After two turbulent years, Algeria’s state-owned energy company Sonatrach had the opportunity to initiate fundamental changes to its operations in mid-November. Unfortunately it does not seem interested in taking it.
The government has appointed Abdelhamid Zerguine as Sonatrach’s new chief executive officer, replacing Nordine Cherouati who had been in the role since early 2010.
|Algeria oil revenues|
|e=Estimate. Source: Sonatrach|
Cherouati himself took over from the disgraced Mohamed Meziane, who was sacked, then subsequently jailed amid a corruption and embezzlement scandal at the company.
Energy insiders in Algiers say that while Cherouati has brought in “stringent governance mechanisms”, the pace of Sonatrach’s projects is sluggish to say the very least.
Since the corruption scandal, Sonatrach has witnessed bottlenecking of deals and a lack of high-level decision-making unprecedented in its history. According to insiders, getting even simple permits and procurement forms signed over the last two years at Africa’s largest company has been a struggle of epic proportions.
Mena region projects tracker MEED Projects says about $9bn of projects involving Sonatrach are officially on hold. These include the $3bn Arzew ethane cracker that is a Sonatrach joint venture with Qatar Petroleum and France’s Total.

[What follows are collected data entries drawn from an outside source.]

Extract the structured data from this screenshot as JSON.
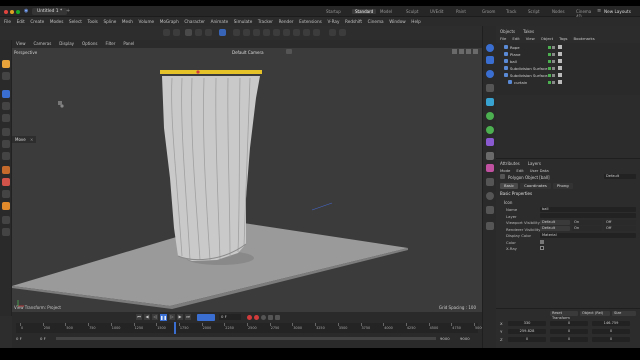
{
  "title_bar": {
    "document_tab": "Untitled 1 *",
    "layout_tabs": [
      "Startup",
      "Standard",
      "Model",
      "Sculpt",
      "UVEdit",
      "Paint",
      "Groom",
      "Track",
      "Script",
      "Nodes",
      "Cinema 4D"
    ],
    "active_layout": "Standard",
    "new_layouts": "New Layouts"
  },
  "menu": [
    "File",
    "Edit",
    "Create",
    "Modes",
    "Select",
    "Tools",
    "Spline",
    "Mesh",
    "Volume",
    "MoGraph",
    "Character",
    "Animate",
    "Simulate",
    "Tracker",
    "Render",
    "Extensions",
    "V-Ray",
    "Redshift",
    "Cinema",
    "Window",
    "Help"
  ],
  "viewport": {
    "menu": [
      "View",
      "Cameras",
      "Display",
      "Options",
      "Filter",
      "Panel"
    ],
    "projection": "Perspective",
    "camera": "Default Camera",
    "transform_label": "View Transform: Project",
    "grid_spacing": "Grid Spacing : 100",
    "move_tooltip": "Move"
  },
  "timeline": {
    "current_frame": "0 F",
    "current_frame_right": "0 F",
    "end_frame": "9000",
    "end_frame_right": "9000",
    "fps_field": "0 F",
    "ticks": [
      "0",
      "250",
      "500",
      "750",
      "1000",
      "1250",
      "1500",
      "1750",
      "2000",
      "2250",
      "2500",
      "2750",
      "3000",
      "3250",
      "3500",
      "3750",
      "4000",
      "4250",
      "4500",
      "4750",
      "5000"
    ]
  },
  "objects_panel": {
    "tabs": [
      "Objects",
      "Takes"
    ],
    "menu": [
      "File",
      "Edit",
      "View",
      "Object",
      "Tags",
      "Bookmarks"
    ],
    "items": [
      {
        "name": "Rope",
        "indent": 1
      },
      {
        "name": "Plane",
        "indent": 1
      },
      {
        "name": "ball",
        "indent": 1
      },
      {
        "name": "Subdivision Surface",
        "indent": 1
      },
      {
        "name": "Subdivision Surface.1",
        "indent": 1
      },
      {
        "name": "curtain",
        "indent": 2
      }
    ]
  },
  "attributes_panel": {
    "tabs": [
      "Attributes",
      "Layers"
    ],
    "menu": [
      "Mode",
      "Edit",
      "User Data"
    ],
    "object_label": "Polygon Object [ball]",
    "preset": "Default",
    "subtabs": [
      "Basic",
      "Coordinates",
      "Phong"
    ],
    "section": "Basic Properties",
    "subsection": "Icon",
    "fields": [
      {
        "label": "Name",
        "value": "ball"
      },
      {
        "label": "Layer",
        "value": ""
      },
      {
        "label": "Viewport Visibility",
        "value": "Default",
        "on": "On",
        "off": "Off"
      },
      {
        "label": "Renderer Visibility",
        "value": "Default",
        "on": "On",
        "off": "Off"
      },
      {
        "label": "Display Color",
        "value": "Material"
      },
      {
        "label": "Color",
        "value": ""
      },
      {
        "label": "X-Ray",
        "value": ""
      }
    ]
  },
  "coordinates": {
    "headers": [
      "Reset Transform",
      "Object (Rel)",
      "Size"
    ],
    "rows": [
      [
        "X",
        "330",
        "0",
        "146.759"
      ],
      [
        "Y",
        "259.828",
        "0",
        "0"
      ],
      [
        "Z",
        "0",
        "0",
        "0"
      ]
    ]
  },
  "colors": {
    "accent": "#3a6fd1",
    "curtain_bar": "#e6c229",
    "rec": "#d23b3b"
  }
}
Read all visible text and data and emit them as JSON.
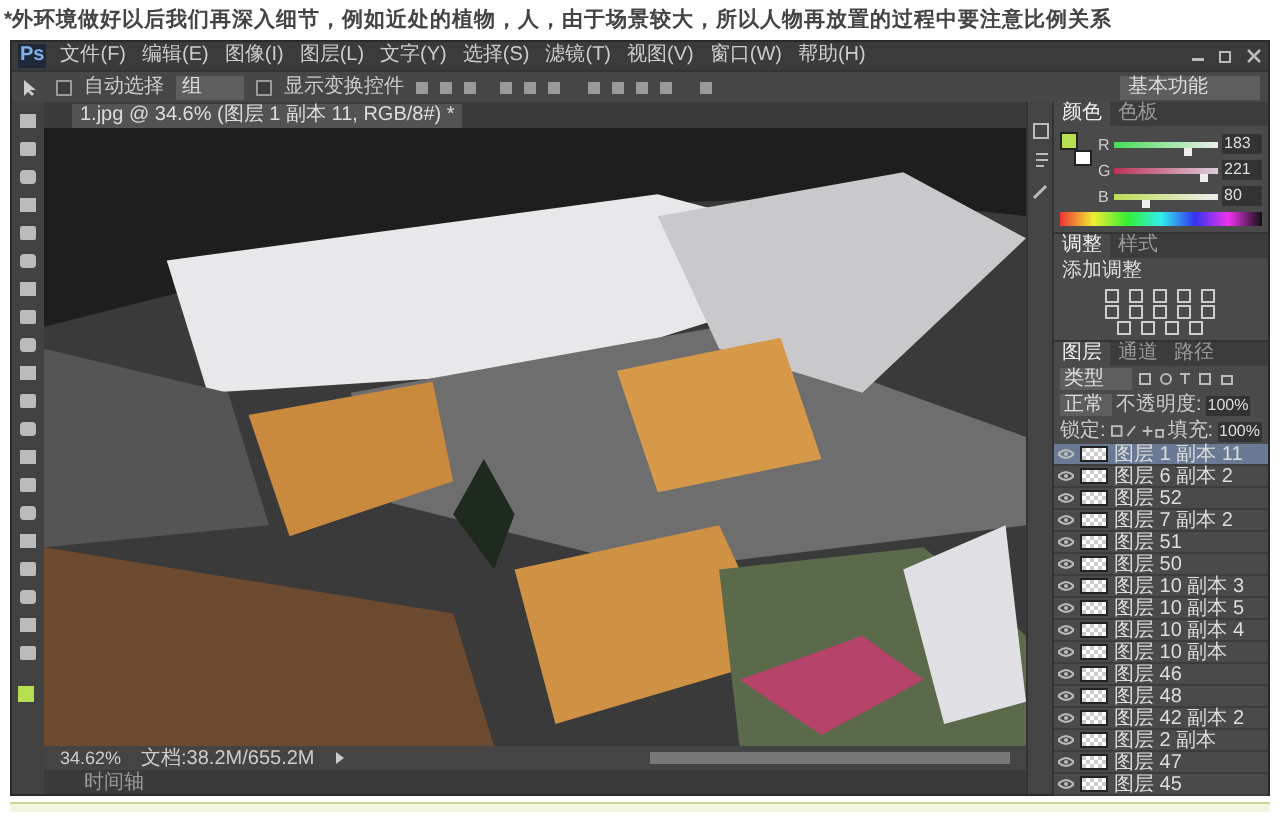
{
  "caption": "*外环境做好以后我们再深入细节，例如近处的植物，人，由于场景较大，所以人物再放置的过程中要注意比例关系",
  "app": {
    "logo": "Ps",
    "menu": [
      "文件(F)",
      "编辑(E)",
      "图像(I)",
      "图层(L)",
      "文字(Y)",
      "选择(S)",
      "滤镜(T)",
      "视图(V)",
      "窗口(W)",
      "帮助(H)"
    ]
  },
  "options_bar": {
    "auto_select": {
      "label": "自动选择",
      "checked": false
    },
    "target": "组",
    "show_transform": {
      "label": "显示变换控件",
      "checked": false
    },
    "workspace": "基本功能"
  },
  "document_tab": {
    "title": "1.jpg @ 34.6% (图层 1 副本 11, RGB/8#) *"
  },
  "status_bar": {
    "zoom": "34.62%",
    "doc_size": "文档:38.2M/655.2M"
  },
  "timeline_tab": "时间轴",
  "color_panel": {
    "tabs": [
      {
        "label": "颜色",
        "selected": true
      },
      {
        "label": "色板",
        "selected": false
      }
    ],
    "channels": [
      {
        "name": "R",
        "level": 0.72,
        "reading": "183"
      },
      {
        "name": "G",
        "level": 0.87,
        "reading": "221"
      },
      {
        "name": "B",
        "level": 0.31,
        "reading": "80"
      }
    ]
  },
  "adjustments_panel": {
    "tabs": [
      {
        "label": "调整",
        "selected": true
      },
      {
        "label": "样式",
        "selected": false
      }
    ],
    "heading": "添加调整"
  },
  "layers_panel": {
    "tabs": [
      {
        "label": "图层",
        "selected": true
      },
      {
        "label": "通道",
        "selected": false
      },
      {
        "label": "路径",
        "selected": false
      }
    ],
    "filter": "类型",
    "blend_mode": "正常",
    "opacity_label": "不透明度:",
    "opacity": "100%",
    "lock_label": "锁定:",
    "fill_label": "填充:",
    "fill": "100%",
    "layers": [
      {
        "name": "图层 1 副本 11",
        "selected": true,
        "visible": true
      },
      {
        "name": "图层 6 副本 2",
        "selected": false,
        "visible": true
      },
      {
        "name": "图层 52",
        "selected": false,
        "visible": true
      },
      {
        "name": "图层 7 副本 2",
        "selected": false,
        "visible": true
      },
      {
        "name": "图层 51",
        "selected": false,
        "visible": true
      },
      {
        "name": "图层 50",
        "selected": false,
        "visible": true
      },
      {
        "name": "图层 10 副本 3",
        "selected": false,
        "visible": true
      },
      {
        "name": "图层 10 副本 5",
        "selected": false,
        "visible": true
      },
      {
        "name": "图层 10 副本 4",
        "selected": false,
        "visible": true
      },
      {
        "name": "图层 10 副本",
        "selected": false,
        "visible": true
      },
      {
        "name": "图层 46",
        "selected": false,
        "visible": true
      },
      {
        "name": "图层 48",
        "selected": false,
        "visible": true
      },
      {
        "name": "图层 42 副本 2",
        "selected": false,
        "visible": true
      },
      {
        "name": "图层 2 副本",
        "selected": false,
        "visible": true
      },
      {
        "name": "图层 47",
        "selected": false,
        "visible": true
      },
      {
        "name": "图层 45",
        "selected": false,
        "visible": true
      }
    ]
  }
}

MEED Projects says there are about $13bn-worth of projects currently being planned by Sonatrach. However, many are delayed with issues ranging from financing to not getting the requisite approvals from Sonatrach.
Delayed projects include huge midstream pipeline schemes, such as the $3bn Galsi Gas Pipeline between Algeria and Italy, and the $1.2bn Trans Saharan Pipeline between Algeria and Nigeria. Downstream has also been affected, with the $1.3bn Skikda Ethylene Complex revamp also being hit by delays due to issues with organisation.
Upstream projects are moving slight quicker than infrastructure and downstream, with several essential gas processing plant awards with values of about $150m being awarded in 2011.
Licensing rounds for the country’s remaining hydrocarbon exploration areas are not faring quite so well. Many exploration companies have cited unreasonable terms set by Sonatrach as the cause and are looking towards what they perceive to be more welcoming governments in countries such as Kazakhstan, as well as the semi-autonomous Kurdish region in Iraq.
The move towards a more nationalised energy industry may score political points in parliament, but Sonatrach’s insistence on 51 per cent ownership of any major project is going to drive foreign investment towards other countries.
However, at the end of 2011 Algeria estimate its earnings from hydrocarbons will be $71bn, so it will definitely have the funds in place to execute all of its projects.
Just how much power Zerguine will be allowed to wield remains debatable. It will be interesting to see how many projects start to move again and how linear the decision-making process at the company will become over the next 12 months.
Sonatrach might now be better equipped to combat corruption and embezzlement, but still needs to address its draconian ownership requirements and woeful inefficiency if it is to live up to its mantle as Africa’s largest company.